Se l’evento-bomba fosse stato organizzato da un avversario interno di Abu Mazen, avrebbe rappresentato un intollerabile atto di sfida contro di lui. Dopo tutto quello che si vedeva era uno dei più importanti collaboratori di Abu Mazen – un ex capo della sicurezza preventiva dell’Autorità Palestinese e suo potenziale successore, uno che un tempo operava in stretto coordinamento con le forze di sicurezza israeliane – dichiarare pomposamente che da questo momento in poi Fatah collaborerà con Hamas, pronta a fare squadra “in armonia al 100%” con un’organizzazione islamista terrorista dichiaratamente votata alla distruzione di Israele: la stessa organizzazione islamista terrorista che 13 anni fa ha cacciato brutalmente il Fatah di Abu Mazen dalla striscia di Gaza, e che avrebbe fatto lo stesso da tempo anche in Cisgiordania se Fatah e Abu Mazen non fossero stati protetti dalla generale presenza delle forze di sicurezza israeliane.
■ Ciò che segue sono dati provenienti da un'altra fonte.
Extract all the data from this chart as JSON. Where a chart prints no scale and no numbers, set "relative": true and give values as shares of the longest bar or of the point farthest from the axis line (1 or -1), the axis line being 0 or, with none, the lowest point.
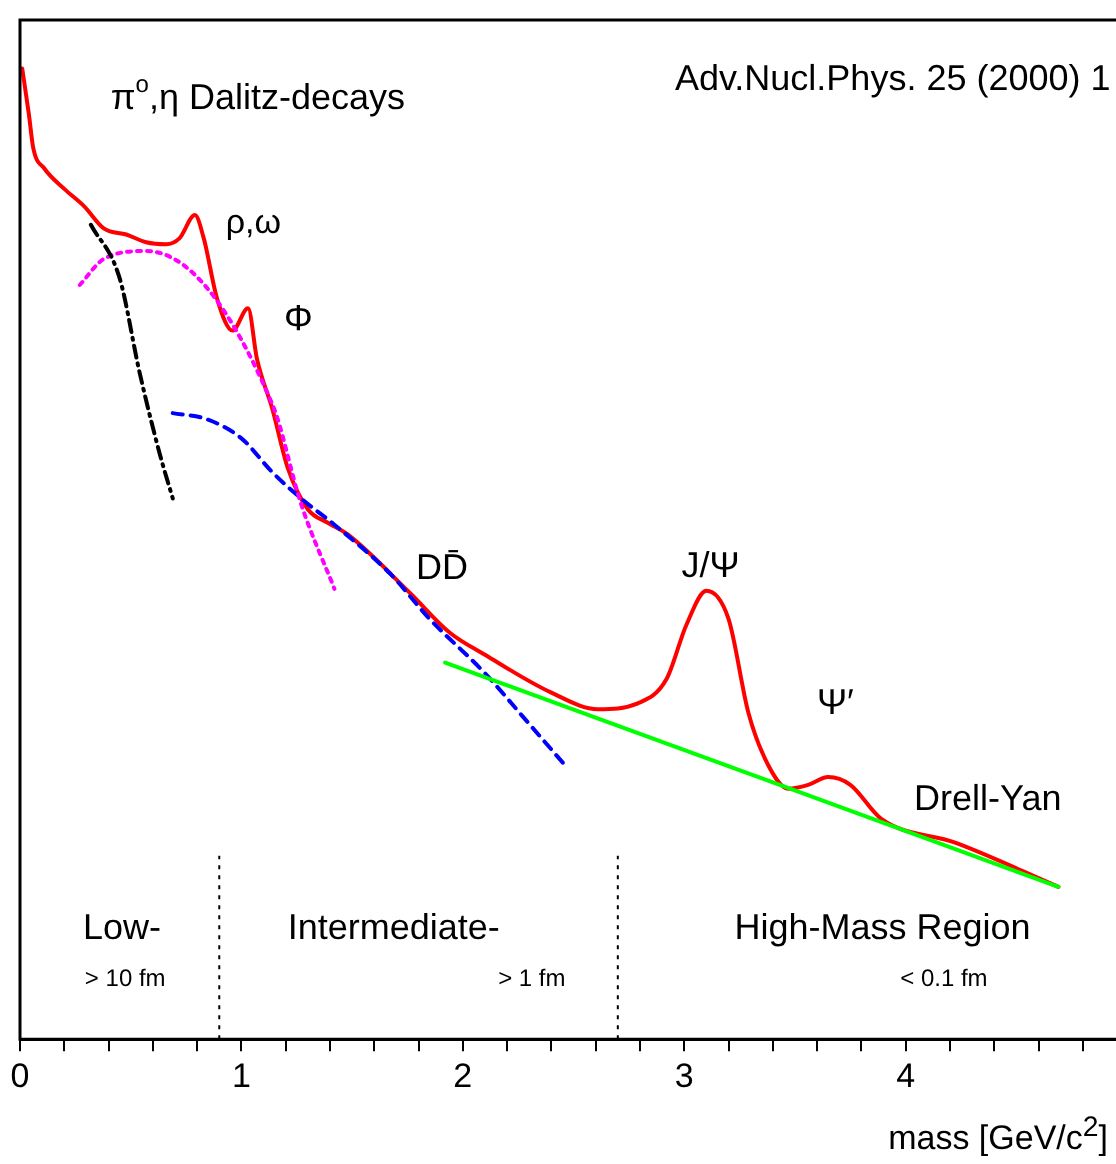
{
  "chart_data": {
    "type": "line",
    "relative": true,
    "xlabel": "mass [GeV/c$^{2}$]",
    "xlim": [
      0,
      4.95
    ],
    "xticks": [
      0,
      {
        "value": 0.2,
        "label": null
      },
      {
        "value": 0.4,
        "label": null
      },
      {
        "value": 0.6,
        "label": null
      },
      {
        "value": 0.8,
        "label": null
      },
      1,
      {
        "value": 1.2,
        "label": null
      },
      {
        "value": 1.4,
        "label": null
      },
      {
        "value": 1.6,
        "label": null
      },
      {
        "value": 1.8,
        "label": null
      },
      2,
      {
        "value": 2.2,
        "label": null
      },
      {
        "value": 2.4,
        "label": null
      },
      {
        "value": 2.6,
        "label": null
      },
      {
        "value": 2.8,
        "label": null
      },
      3,
      {
        "value": 3.2,
        "label": null
      },
      {
        "value": 3.4,
        "label": null
      },
      {
        "value": 3.6,
        "label": null
      },
      {
        "value": 3.8,
        "label": null
      },
      4,
      {
        "value": 4.2,
        "label": null
      },
      {
        "value": 4.4,
        "label": null
      },
      {
        "value": 4.6,
        "label": null
      },
      {
        "value": 4.8,
        "label": null
      }
    ],
    "grid": false,
    "legend": false,
    "marker": "none",
    "series": [
      {
        "color": "#00ff00",
        "line_style": "solid",
        "x": [
          1.92,
          4.69
        ],
        "values": [
          0.388,
          0.157
        ]
      },
      {
        "color": "#000000",
        "line_style": "dashdot",
        "x": [
          0.32,
          0.45,
          0.54,
          0.63,
          0.69
        ],
        "values": [
          0.839,
          0.784,
          0.687,
          0.604,
          0.557
        ]
      },
      {
        "color": "#ff00ff",
        "line_style": "dotted",
        "x": [
          0.27,
          0.38,
          0.57,
          1.14,
          1.27,
          1.42
        ],
        "values": [
          0.777,
          0.804,
          0.812,
          0.654,
          0.551,
          0.464
        ]
      },
      {
        "color": "#0000ff",
        "line_style": "dashed",
        "x": [
          0.69,
          0.84,
          1.0,
          1.14,
          1.27,
          1.42,
          1.67,
          1.85,
          2.1,
          2.28,
          2.47
        ],
        "values": [
          0.645,
          0.639,
          0.619,
          0.584,
          0.557,
          0.53,
          0.48,
          0.433,
          0.377,
          0.33,
          0.28
        ]
      },
      {
        "color": "#ff0000",
        "line_style": "solid",
        "x": [
          0.01,
          0.04,
          0.06,
          0.11,
          0.2,
          0.29,
          0.38,
          0.48,
          0.57,
          0.66,
          0.72,
          0.79,
          0.83,
          0.89,
          0.96,
          1.03,
          1.07,
          1.14,
          1.21,
          1.3,
          1.39,
          1.48,
          1.76,
          1.94,
          2.1,
          2.4,
          2.61,
          2.79,
          2.92,
          3.01,
          3.1,
          3.2,
          3.29,
          3.38,
          3.47,
          3.56,
          3.65,
          3.75,
          3.89,
          4.23,
          4.69
        ],
        "values": [
          1.0,
          0.953,
          0.918,
          0.897,
          0.876,
          0.858,
          0.835,
          0.829,
          0.821,
          0.819,
          0.825,
          0.849,
          0.825,
          0.763,
          0.73,
          0.753,
          0.701,
          0.649,
          0.588,
          0.546,
          0.532,
          0.52,
          0.46,
          0.419,
          0.396,
          0.357,
          0.34,
          0.346,
          0.371,
          0.427,
          0.462,
          0.433,
          0.336,
          0.282,
          0.258,
          0.262,
          0.27,
          0.262,
          0.227,
          0.202,
          0.157
        ]
      }
    ],
    "ref_lines": [
      {
        "axis": "x",
        "value": 0.9,
        "line_style": "dotted",
        "color": "#000000"
      },
      {
        "axis": "x",
        "value": 2.7,
        "line_style": "dotted",
        "color": "#000000"
      }
    ],
    "annotations": [
      "Adv.Nucl.Phys. 25 (2000) 1",
      "π$^{o}$,η Dalitz-decays",
      "ρ,ω",
      "Φ",
      "DD̄",
      "J/Ψ",
      "Ψ′",
      "Drell-Yan",
      "Low-",
      "> 10 fm",
      "Intermediate-",
      "> 1 fm",
      "High-Mass Region",
      "< 0.1 fm"
    ]
  }
}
Ma l’esibizione di fraterna “unità” fra Rajoub e al-Arouri – il capo in esilio dell’infrastruttura terroristica di Hamas in Cisgiordania, l’uomo che nel 2014 orchestrò il sequestro e assassinio di tre adolescenti israeliani che tornavano a casa dalla loro yeshiva a Gush Etzion, poco a sud di Gerusalemme – non è stato un calcolato atto di sfida contro Abu Mazen. Al contrario. E’ stato piuttosto, un duro colpo per tutti quelli sul versante sionista che, a dispetto di anni di prove contrarie, continuano a considerare Abu Mazen come un potenziale interlocutore con il quale Israele potrebbe arrivare a un accordo di pace affidabile.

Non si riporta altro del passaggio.